Há um ponto adicional importante a ser destacado nesse contexto e que reforça a argumentação desenvolvida acima. A despeito das incertezas inerentes ao cálculo da taxa de juros neutra, o Gráfico 4, abaixo, apresenta uma estimativa para o caso brasileiro. Com dados acumulados em 12 meses até o 3T/2018, nota-se que, embora a política monetária possa, de fato, estar em terreno estimulativo, tal estímulo é de magnitude semelhante àquele colocado em prática em 2009, ano em que os efeitos da crise internacional atingiram em cheio o Brasil. No entanto, em 2009, além de o hiato do produto ter sido bem menos negativo (no pior momento o desemprego chegou a 8,5%, contra 12% nas leituras mais recentes de 2018), havia fortes estímulos advindos de uma política fiscal e parafiscal expansionista (o que justifica a elevação da estimativa da Selic neutra em 2008/10, conforme apresentado no gráfico abaixo).
Gráfico 4: Selic real ex-ante vs Selic neutra
(var. % a.a., média anual)
Fontes: BCB e estimativas de Bráulio Borges (LCA Consultores e IBRE/FGV) obtidas a partir da estimação de uma curva IS para a economia brasileira.
Dessa forma, em um contexto caracterizado por uma enorme ociosidade da economia e sem poder contar com os estímulos fiscais/parafiscais de outrora devido às restrições existentes, a dosagem do estímulo monetário deveria ser mais intensa – mesmo que por alguns poucos trimestres –, de modo a acelerar a recuperação da atividade.
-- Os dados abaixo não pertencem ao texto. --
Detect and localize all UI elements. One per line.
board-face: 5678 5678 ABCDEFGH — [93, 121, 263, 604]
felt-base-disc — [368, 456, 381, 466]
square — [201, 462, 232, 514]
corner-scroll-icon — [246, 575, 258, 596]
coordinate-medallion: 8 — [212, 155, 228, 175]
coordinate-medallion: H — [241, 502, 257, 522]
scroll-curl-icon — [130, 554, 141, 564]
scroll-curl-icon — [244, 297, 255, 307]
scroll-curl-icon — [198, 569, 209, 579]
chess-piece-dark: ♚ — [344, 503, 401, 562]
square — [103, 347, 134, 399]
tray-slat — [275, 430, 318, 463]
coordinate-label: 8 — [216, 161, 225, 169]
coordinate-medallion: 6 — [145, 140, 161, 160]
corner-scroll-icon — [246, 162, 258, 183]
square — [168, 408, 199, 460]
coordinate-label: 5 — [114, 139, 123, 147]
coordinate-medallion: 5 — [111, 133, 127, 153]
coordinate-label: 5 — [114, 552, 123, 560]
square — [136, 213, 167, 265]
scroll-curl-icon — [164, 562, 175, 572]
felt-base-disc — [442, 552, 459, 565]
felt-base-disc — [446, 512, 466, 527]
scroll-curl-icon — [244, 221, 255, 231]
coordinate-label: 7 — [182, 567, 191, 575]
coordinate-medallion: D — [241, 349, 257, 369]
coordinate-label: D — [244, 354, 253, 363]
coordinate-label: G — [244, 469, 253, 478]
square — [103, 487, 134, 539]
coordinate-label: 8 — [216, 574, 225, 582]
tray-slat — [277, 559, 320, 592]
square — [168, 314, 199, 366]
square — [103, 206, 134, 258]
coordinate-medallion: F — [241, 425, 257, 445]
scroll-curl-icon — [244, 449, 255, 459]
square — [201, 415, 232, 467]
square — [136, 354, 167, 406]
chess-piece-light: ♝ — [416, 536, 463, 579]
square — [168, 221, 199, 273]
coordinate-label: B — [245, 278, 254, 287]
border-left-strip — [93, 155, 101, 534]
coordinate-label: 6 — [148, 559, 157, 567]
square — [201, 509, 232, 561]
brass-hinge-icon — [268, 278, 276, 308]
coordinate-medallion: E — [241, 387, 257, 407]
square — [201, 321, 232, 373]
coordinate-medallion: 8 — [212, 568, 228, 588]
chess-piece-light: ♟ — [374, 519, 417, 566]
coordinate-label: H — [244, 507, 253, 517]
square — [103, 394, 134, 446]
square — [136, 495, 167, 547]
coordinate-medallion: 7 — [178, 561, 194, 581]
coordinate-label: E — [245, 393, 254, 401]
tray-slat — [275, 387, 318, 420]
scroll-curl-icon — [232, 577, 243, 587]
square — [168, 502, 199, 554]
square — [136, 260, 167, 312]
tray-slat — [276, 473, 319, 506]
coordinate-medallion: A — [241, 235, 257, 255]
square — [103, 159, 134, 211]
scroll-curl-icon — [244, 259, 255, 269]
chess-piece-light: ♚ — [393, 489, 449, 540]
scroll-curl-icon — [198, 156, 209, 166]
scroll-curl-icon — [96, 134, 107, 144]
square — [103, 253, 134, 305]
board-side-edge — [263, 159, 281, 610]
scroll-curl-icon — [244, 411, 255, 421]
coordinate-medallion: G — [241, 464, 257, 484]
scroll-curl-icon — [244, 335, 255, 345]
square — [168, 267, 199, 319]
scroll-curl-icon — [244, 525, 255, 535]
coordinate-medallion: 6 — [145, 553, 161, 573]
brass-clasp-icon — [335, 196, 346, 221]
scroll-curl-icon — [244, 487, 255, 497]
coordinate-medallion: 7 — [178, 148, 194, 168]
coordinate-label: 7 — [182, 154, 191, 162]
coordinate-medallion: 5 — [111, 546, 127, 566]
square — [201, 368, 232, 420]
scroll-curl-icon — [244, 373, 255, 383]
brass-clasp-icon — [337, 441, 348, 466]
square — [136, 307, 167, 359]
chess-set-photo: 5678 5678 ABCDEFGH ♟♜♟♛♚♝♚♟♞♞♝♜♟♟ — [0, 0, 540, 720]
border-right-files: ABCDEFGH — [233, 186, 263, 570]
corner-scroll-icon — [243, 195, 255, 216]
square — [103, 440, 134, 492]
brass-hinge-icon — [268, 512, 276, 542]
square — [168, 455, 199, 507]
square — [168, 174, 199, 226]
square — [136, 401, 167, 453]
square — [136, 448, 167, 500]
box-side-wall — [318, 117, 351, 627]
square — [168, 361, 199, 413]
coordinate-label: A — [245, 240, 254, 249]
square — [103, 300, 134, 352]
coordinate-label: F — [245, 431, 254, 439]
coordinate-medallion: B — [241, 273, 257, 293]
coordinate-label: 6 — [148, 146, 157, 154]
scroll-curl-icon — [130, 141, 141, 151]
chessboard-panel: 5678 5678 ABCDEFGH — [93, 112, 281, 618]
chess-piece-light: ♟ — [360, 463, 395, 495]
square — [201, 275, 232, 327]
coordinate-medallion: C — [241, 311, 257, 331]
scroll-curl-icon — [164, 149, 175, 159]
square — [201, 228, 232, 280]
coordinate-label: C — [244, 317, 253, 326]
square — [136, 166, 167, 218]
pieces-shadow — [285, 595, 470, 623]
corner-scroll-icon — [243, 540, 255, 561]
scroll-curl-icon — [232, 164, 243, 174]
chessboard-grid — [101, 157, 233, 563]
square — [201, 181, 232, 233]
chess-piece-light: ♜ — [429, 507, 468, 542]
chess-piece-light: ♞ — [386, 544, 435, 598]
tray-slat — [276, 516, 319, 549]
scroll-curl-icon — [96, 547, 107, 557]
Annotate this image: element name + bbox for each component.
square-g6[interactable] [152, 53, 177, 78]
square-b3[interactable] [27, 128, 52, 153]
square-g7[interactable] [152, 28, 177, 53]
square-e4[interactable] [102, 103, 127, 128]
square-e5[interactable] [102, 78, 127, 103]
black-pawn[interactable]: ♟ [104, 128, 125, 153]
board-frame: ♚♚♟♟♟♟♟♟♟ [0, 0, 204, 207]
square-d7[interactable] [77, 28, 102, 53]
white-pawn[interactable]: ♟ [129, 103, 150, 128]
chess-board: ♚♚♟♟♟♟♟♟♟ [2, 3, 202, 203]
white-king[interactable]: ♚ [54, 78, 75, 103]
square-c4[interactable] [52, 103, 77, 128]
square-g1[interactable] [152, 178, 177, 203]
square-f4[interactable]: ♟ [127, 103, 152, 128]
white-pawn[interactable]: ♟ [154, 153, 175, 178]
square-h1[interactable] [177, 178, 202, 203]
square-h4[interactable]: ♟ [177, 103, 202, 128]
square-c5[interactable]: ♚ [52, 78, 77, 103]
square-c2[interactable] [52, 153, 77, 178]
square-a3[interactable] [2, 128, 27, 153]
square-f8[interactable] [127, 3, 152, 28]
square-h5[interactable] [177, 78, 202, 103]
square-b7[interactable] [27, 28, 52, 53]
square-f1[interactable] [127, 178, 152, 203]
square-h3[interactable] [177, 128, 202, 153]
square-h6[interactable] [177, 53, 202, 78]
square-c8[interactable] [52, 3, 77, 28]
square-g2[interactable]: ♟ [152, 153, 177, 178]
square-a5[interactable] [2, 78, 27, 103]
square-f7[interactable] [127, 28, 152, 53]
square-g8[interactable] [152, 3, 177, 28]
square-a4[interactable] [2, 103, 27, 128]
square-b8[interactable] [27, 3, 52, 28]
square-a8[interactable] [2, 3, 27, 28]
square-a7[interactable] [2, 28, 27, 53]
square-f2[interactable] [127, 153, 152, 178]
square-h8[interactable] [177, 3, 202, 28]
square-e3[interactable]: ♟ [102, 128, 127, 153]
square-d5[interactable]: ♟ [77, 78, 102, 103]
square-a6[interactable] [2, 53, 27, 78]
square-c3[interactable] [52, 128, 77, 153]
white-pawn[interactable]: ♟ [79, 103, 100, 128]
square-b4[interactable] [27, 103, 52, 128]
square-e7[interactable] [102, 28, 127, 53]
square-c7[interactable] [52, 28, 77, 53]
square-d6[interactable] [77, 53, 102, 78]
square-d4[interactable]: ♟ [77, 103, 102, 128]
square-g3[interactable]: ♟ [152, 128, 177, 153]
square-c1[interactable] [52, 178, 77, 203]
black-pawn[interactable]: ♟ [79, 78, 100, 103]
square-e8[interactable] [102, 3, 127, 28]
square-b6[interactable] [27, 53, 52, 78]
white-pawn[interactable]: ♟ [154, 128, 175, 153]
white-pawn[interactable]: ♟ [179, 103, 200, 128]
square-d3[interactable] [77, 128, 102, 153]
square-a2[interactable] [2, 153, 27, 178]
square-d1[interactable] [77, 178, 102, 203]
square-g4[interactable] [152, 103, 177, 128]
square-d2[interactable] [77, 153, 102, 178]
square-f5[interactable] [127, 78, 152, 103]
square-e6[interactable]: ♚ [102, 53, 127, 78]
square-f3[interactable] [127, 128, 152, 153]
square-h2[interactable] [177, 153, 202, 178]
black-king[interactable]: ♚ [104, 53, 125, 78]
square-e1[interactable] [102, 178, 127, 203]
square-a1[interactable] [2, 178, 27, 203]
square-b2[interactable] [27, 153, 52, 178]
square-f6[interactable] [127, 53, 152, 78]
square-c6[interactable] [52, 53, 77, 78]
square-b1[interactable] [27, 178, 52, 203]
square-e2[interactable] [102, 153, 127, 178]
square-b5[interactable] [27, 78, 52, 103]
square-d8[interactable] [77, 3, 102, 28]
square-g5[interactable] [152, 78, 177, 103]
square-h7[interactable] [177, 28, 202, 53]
Isso, por sua vez, poderia alimentar um círculo virtuoso expectacional na economia brasileira, na medida em que o elevado excesso de ociosidade vem atuando como um importante limitador de novos investimentos, além de subtrair cerca de 2 p.p. do PIB de receitas recorrentes do governo geral, atrasando a consolidação fiscal conjuntural (que é parte importante, praticamente metade, da consolidação total necessária). Esse estímulo monetário adicional, por sua vez, precisa ser complementado, o quanto antes, por ações mais estruturais, como a reforma previdenciária e de outros gastos obrigatórios, de modo a dar sustentabilidade intertemporal à retomada econômica, fugindo do velho padrão de “voo de galinha” frequentemente observado no Brasil em vários momentos do passado.
As opiniões expressas neste artigo são de responsabilidade exclusiva dos autores, não refletindo necessariamente a opinião institucional da FGV.
[1] Em termos de PIB per capita, que se correlaciona mais com a taxa de desemprego e com o bem-estar da sociedade, essa diferença é ainda maior, da ordem de 8,5%.
[2] O princípio de Brainard estabelece que, sob a presença de uma incerteza muito elevada (como, por exemplo, sobre os valores de alguns parâmetros-chave para política monetária, como a Selic neutra), o policymaker deve caminhar na direção sugerida pelos modelos, mas de maneira mais cautelosa.